Diamagnetism and crystal structure

Abstract

Prof. Ehrenfest has suggested (Physica, vol. 5, p. 388, 1925) that the high diamagnetic susceptibility of bismuth is to be ascribed to the existence in the metallic crystal lattice of electron orbits of large area including several atoms within their radius. There seems good reason to extend Ehrenfest's hypothesis to the case of carbon as well, since it affords an illuminating insight into the magnetic behaviour of the different forms of this element. It is known that graphite possesses a high specific susceptibility, which according to the most recent measurements of Vaidyanathan with carefully purified samples, is -5.1 × 10⁻⁶, that is, quite ten times larger than the specific susceptibility of diamond (-0.49 × 10⁻⁶), the latter being practically the same as that of carbon in organic compounds as found from Pascal's additive law.

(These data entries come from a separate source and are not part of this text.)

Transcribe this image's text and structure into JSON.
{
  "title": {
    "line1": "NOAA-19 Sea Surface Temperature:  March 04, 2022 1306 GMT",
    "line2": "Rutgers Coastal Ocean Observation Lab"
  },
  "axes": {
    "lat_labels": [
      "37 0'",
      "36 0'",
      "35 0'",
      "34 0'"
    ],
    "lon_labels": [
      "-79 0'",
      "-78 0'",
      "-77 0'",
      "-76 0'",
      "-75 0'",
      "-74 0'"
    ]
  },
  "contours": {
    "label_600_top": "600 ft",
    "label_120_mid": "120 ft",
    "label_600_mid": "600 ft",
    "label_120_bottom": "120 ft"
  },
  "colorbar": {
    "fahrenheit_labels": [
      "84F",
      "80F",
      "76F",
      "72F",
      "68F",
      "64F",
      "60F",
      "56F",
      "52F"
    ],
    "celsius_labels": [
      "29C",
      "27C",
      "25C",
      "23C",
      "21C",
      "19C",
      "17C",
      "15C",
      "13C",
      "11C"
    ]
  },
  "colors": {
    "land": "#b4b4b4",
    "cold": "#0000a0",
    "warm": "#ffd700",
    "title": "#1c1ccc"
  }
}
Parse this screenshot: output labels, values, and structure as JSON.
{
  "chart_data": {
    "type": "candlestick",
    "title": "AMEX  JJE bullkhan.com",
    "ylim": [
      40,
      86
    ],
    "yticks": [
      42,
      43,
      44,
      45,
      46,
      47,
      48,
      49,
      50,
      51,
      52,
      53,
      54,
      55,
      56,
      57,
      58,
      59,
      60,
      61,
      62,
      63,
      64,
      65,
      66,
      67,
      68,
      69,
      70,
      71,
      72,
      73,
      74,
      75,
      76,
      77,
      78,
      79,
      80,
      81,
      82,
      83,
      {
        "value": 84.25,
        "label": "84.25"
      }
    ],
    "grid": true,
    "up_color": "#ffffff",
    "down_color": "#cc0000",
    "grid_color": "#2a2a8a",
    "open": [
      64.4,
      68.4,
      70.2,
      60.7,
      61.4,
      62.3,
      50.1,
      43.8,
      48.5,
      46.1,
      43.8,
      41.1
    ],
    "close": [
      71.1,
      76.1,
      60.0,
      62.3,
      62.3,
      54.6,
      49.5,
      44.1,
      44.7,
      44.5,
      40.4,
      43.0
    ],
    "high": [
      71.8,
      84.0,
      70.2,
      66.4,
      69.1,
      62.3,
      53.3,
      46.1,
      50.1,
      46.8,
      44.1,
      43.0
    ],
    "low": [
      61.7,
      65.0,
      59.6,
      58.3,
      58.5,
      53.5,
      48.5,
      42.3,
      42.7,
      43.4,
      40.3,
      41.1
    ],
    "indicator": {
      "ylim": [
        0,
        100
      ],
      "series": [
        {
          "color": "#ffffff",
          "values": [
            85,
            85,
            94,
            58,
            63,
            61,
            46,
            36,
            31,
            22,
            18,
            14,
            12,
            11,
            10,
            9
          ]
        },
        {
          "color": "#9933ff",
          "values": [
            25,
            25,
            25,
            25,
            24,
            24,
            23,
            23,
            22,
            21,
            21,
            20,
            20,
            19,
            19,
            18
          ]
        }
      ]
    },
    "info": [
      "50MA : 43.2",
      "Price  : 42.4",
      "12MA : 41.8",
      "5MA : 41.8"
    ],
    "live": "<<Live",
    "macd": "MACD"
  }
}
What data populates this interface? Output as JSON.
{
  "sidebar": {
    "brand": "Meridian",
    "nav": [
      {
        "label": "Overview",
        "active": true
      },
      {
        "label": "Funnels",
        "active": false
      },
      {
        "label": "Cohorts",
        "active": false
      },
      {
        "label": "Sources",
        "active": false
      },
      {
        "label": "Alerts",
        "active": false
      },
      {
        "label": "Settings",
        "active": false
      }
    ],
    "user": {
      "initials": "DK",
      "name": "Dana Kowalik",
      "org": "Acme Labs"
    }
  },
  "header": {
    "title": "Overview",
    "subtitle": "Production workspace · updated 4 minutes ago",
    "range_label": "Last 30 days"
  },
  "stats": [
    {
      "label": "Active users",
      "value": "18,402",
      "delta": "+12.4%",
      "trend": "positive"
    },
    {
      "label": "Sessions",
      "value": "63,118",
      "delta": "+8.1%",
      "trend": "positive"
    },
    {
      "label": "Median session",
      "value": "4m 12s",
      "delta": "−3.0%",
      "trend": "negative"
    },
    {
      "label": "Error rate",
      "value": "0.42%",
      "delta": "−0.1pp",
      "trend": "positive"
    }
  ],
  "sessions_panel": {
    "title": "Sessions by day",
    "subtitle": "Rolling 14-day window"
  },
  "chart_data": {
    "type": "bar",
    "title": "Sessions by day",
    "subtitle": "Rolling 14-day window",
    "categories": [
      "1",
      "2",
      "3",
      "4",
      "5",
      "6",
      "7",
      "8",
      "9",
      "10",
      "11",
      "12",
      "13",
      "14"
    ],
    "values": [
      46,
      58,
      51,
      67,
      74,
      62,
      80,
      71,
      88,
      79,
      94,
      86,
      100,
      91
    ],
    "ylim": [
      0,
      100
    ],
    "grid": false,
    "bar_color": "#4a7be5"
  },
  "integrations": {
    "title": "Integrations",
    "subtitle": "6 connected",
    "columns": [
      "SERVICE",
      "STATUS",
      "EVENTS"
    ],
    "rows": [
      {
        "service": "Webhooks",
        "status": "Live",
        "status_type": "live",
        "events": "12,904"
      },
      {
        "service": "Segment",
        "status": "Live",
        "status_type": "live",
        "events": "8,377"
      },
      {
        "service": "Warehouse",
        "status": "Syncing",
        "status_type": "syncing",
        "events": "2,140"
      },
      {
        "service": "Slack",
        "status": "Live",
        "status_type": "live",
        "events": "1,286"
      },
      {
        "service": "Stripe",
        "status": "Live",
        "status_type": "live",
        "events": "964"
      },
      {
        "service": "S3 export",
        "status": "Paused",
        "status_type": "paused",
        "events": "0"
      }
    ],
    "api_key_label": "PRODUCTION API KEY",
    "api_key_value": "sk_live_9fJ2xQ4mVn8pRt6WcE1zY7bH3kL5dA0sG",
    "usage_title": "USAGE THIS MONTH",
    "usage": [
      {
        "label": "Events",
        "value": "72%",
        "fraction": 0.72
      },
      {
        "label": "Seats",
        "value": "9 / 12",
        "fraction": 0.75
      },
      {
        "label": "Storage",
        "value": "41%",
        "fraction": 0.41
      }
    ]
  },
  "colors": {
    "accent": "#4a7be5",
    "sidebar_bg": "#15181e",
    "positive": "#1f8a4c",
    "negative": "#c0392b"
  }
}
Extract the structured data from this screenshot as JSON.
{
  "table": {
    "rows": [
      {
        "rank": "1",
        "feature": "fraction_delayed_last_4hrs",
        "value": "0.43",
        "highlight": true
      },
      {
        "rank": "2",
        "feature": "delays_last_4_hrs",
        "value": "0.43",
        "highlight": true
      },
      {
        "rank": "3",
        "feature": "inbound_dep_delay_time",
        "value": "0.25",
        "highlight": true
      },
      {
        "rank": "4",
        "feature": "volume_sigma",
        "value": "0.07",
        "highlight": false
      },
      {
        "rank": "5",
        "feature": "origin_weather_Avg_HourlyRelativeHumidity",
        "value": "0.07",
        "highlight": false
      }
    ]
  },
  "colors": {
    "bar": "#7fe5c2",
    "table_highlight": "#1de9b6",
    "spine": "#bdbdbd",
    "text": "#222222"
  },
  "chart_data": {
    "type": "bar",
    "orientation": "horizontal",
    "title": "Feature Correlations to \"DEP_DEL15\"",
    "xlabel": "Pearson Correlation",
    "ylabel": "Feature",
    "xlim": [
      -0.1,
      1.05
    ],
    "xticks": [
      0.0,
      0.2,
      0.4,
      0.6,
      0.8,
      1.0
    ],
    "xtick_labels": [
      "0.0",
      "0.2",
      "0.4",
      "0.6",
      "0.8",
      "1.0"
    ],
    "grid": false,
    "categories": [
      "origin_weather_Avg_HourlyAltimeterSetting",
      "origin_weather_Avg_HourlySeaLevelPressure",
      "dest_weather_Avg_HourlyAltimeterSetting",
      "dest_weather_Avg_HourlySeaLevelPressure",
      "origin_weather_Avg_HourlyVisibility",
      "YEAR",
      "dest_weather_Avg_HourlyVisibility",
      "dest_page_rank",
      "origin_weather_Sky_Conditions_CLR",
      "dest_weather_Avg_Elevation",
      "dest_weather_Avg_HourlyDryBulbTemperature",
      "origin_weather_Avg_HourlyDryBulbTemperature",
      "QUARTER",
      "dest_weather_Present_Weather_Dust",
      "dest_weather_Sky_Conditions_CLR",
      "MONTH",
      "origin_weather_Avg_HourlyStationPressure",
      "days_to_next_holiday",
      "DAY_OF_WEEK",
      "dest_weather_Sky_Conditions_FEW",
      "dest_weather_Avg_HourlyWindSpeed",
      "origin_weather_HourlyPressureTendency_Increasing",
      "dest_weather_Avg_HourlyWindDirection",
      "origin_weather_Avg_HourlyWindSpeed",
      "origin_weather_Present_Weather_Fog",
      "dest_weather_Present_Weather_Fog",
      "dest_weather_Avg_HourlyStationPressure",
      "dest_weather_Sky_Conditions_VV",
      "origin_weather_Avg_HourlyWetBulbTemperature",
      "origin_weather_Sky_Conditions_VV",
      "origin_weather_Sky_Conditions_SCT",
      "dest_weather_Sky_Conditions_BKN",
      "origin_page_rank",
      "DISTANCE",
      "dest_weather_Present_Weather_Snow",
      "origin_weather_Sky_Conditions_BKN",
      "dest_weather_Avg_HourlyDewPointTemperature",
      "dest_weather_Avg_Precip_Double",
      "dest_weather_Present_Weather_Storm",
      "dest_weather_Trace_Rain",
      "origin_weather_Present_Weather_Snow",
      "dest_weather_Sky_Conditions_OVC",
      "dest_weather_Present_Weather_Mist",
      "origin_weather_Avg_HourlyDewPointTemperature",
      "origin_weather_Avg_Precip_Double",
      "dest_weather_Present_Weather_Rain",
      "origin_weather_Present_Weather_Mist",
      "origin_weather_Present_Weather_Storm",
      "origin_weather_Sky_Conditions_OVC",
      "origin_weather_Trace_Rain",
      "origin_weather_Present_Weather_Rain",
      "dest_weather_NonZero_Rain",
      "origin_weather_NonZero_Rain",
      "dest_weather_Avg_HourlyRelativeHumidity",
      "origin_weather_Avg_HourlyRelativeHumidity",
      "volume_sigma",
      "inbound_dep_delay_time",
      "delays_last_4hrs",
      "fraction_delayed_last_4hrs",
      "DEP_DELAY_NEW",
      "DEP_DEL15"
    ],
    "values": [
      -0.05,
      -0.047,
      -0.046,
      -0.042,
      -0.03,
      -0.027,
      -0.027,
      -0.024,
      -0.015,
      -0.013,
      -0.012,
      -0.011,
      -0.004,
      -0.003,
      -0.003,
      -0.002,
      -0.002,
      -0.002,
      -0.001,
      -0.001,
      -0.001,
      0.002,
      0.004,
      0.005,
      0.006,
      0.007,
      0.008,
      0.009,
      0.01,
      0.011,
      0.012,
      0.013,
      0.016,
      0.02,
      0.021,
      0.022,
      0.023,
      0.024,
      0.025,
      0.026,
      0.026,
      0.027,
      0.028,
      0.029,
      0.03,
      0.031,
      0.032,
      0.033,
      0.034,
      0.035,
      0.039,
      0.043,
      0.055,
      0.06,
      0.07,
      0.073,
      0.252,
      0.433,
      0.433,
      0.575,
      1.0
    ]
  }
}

The abnormal susceptibility of graphite becomes intelligible in terms of the peculiar structure of the substance and its electrical conductivity, if we assume that there are electron orbits circulating round the plane hexagonal rings of carbon in the crystal-lattice. This fits in with the known fact (observed by Honda and Owen) that the susceptibility of graphite is six or seven times greater normal to the planes of cleavage than parallel to them. Diamond, on the other hand, being a dielectric would naturally not show the abnormal susceptibility.